Many seeds have been tried and found organically rich to our lives, so we will plant those again. As for our life in upstate New York, other organic societal seeds have been planted, and we will cultivate them as well.
These seeds of change have included ideas like public health care and education for all. They’ve included reining in banks and corporations to eliminate their Ponzi schemes, which destroy savings and pensions.
They include understanding that our nation is no longer based on the rule of white male Protestant property owners, and that women are in charge of their own lives, work and bodies.
These seeds of change include the belief that citizens are entitled to a peaceful and safe life, that people of all religions and ethnic backgrounds can be welcomed, and that Social Security is solid and should remain what it is — the best hope for our seniors.
They include the understanding that death taxes are cynically misnamed and affect only very rich people, preventing them from becoming the aristocracy we came here to escape.
The seeds that we sow must ensure that children are not terrified that they or their parents will disappear. They let us grow our understanding that charter schools suck resources from public schools and often don’t perform as well.
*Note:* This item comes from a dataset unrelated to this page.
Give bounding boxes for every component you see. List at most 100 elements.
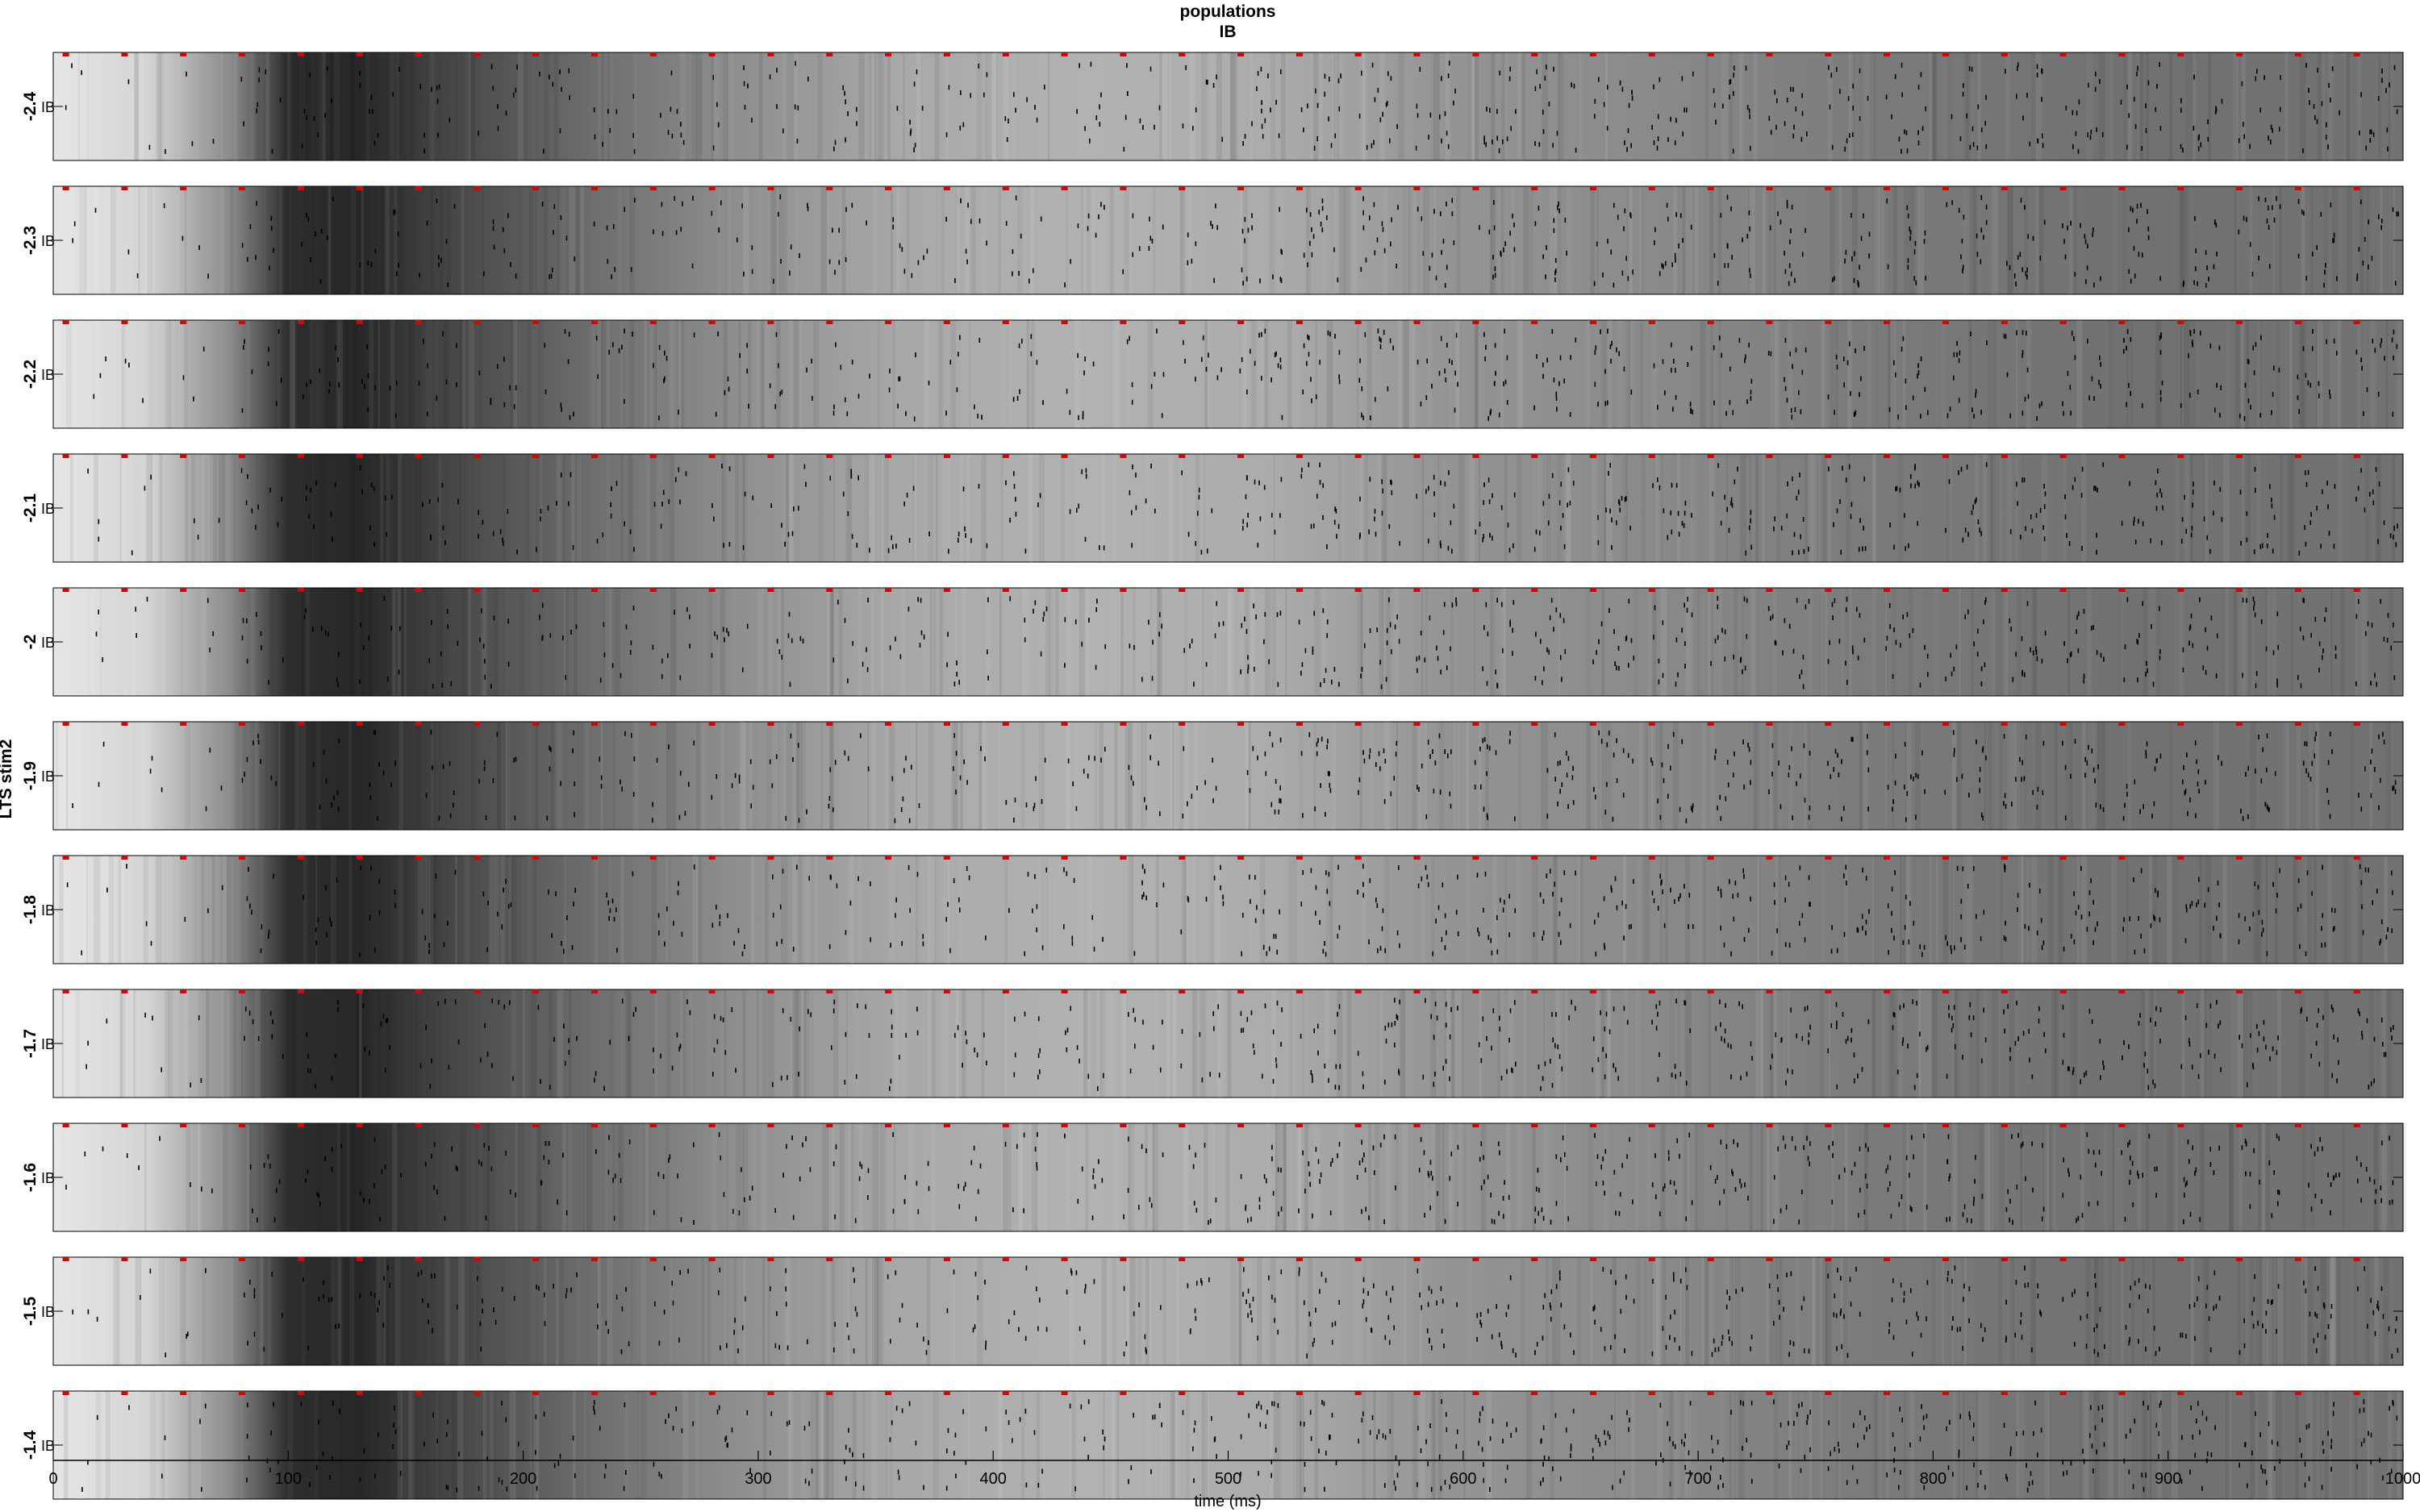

The seeds of change remind us that citizens need good jobs, good wages, unions, homes and hope; that our infrastructure needs the resources we now funnel into our military for unnecessary endless wars; that our privatized prison system is cruelly expensive and amounts to 21st century slavery.
They show us that politicians and most media are totally out of touch with real Americans. They remind us that our law enforcement people are not a military force to control us and protect the elites, but It should be the other way around.
They reinforce the fact that destructive pipelines are not an important infrastructure to ordinary citizens, but that roads, bridges, railroads, schools, libraries and the rest of the commons are.
And that’s not even mentioning international trade agreements, wealth inequality, poison in our food, air and water; housing and election reform; renewable energy, the medical industry and, most pressing of all, climate change.
Whoever lives in the White House in the near or distant future has to answer to the people who put him or her there. That job is not a part-time gig, and requires more than living in a soundproof bubble, hearing only advice from sycophants.
Voters believed what was said (most of the time) and need to be paid attention to. That’s the hard part.
Like a good farmer, our leaders need to know which seeds will produce a healthy society and what seeds will foment anger or revolution.
Current voices are telling us what seeds have been sown, and some are going against all our best hopes for our world and our children.
The 2017 Winter Conference of the Northeast Organic Farming Association of New York has the theme, “Owning Our Seed,” and the brochure cover has a graphic with these words on it — “They tried to bury us but they didn’t know we were seeds.”
That’s as much a hope as a warning.
We hope our leaders are listening.
Karen Cookson is a NOFA-NY member in Sharon Springs and a regular contributor to the Sunday Opinion pages.